01/2005; 15(1):88-93. DOI: 10.1111/j.1048-891x.2005.15009.x
We examined tumor-related pathologic factors and cone-related characteristics to identify parameters related to recurrence in microinvasive squamous cell carcinoma of the cervix treated with conization. This is a retrospective study on 67 consecutive cases of microinvasive carcinoma of the cervix [depth of invasion (DI) < 3 mm] treated with conization. The mean follow-up was 121 months (range 72-276 months). Four (6%) invasive recurrences were observed. Presence of lymphvascular space involvement (LVSI) was significantly related with recurrences (P < 0.05). The mean distance between tumor margin and apex of the cone (apical clearance) was 10.6 mm (range 5-22 mm), and the mean distance between lateral border of the cone and tumor margin (lateral clearance) was 6.5 mm (range 1.7-15 mm).
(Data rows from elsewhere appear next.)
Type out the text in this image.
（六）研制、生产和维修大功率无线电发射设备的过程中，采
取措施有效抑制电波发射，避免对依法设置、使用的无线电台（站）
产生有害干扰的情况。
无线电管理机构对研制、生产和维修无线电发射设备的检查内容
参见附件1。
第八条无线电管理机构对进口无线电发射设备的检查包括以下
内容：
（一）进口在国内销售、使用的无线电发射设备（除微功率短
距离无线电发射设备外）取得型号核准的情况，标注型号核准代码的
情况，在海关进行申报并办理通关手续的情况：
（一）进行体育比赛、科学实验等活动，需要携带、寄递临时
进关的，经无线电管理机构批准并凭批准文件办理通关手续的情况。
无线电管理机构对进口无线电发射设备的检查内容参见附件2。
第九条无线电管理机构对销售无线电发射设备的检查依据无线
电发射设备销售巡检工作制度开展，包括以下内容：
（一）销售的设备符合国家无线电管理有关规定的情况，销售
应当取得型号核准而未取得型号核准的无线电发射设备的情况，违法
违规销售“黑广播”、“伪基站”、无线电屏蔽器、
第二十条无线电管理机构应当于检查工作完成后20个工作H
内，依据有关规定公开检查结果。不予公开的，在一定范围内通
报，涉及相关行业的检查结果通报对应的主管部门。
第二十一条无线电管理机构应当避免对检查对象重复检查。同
We adopted cut-off values of 10 and 8 mm for apical and lateral clearances, respectively. We found a statistically significant difference between apical clearance and recurrence rate (P < 0.02). The LVSI was, other than DI, an important prognostic factor. Apical clearance was significantly correlated with recurrence. The cone-related characteristics, other than tumor-related pathologic factors, could help the decision concerning the definitive therapy for microinvasive carcinoma of the cervix.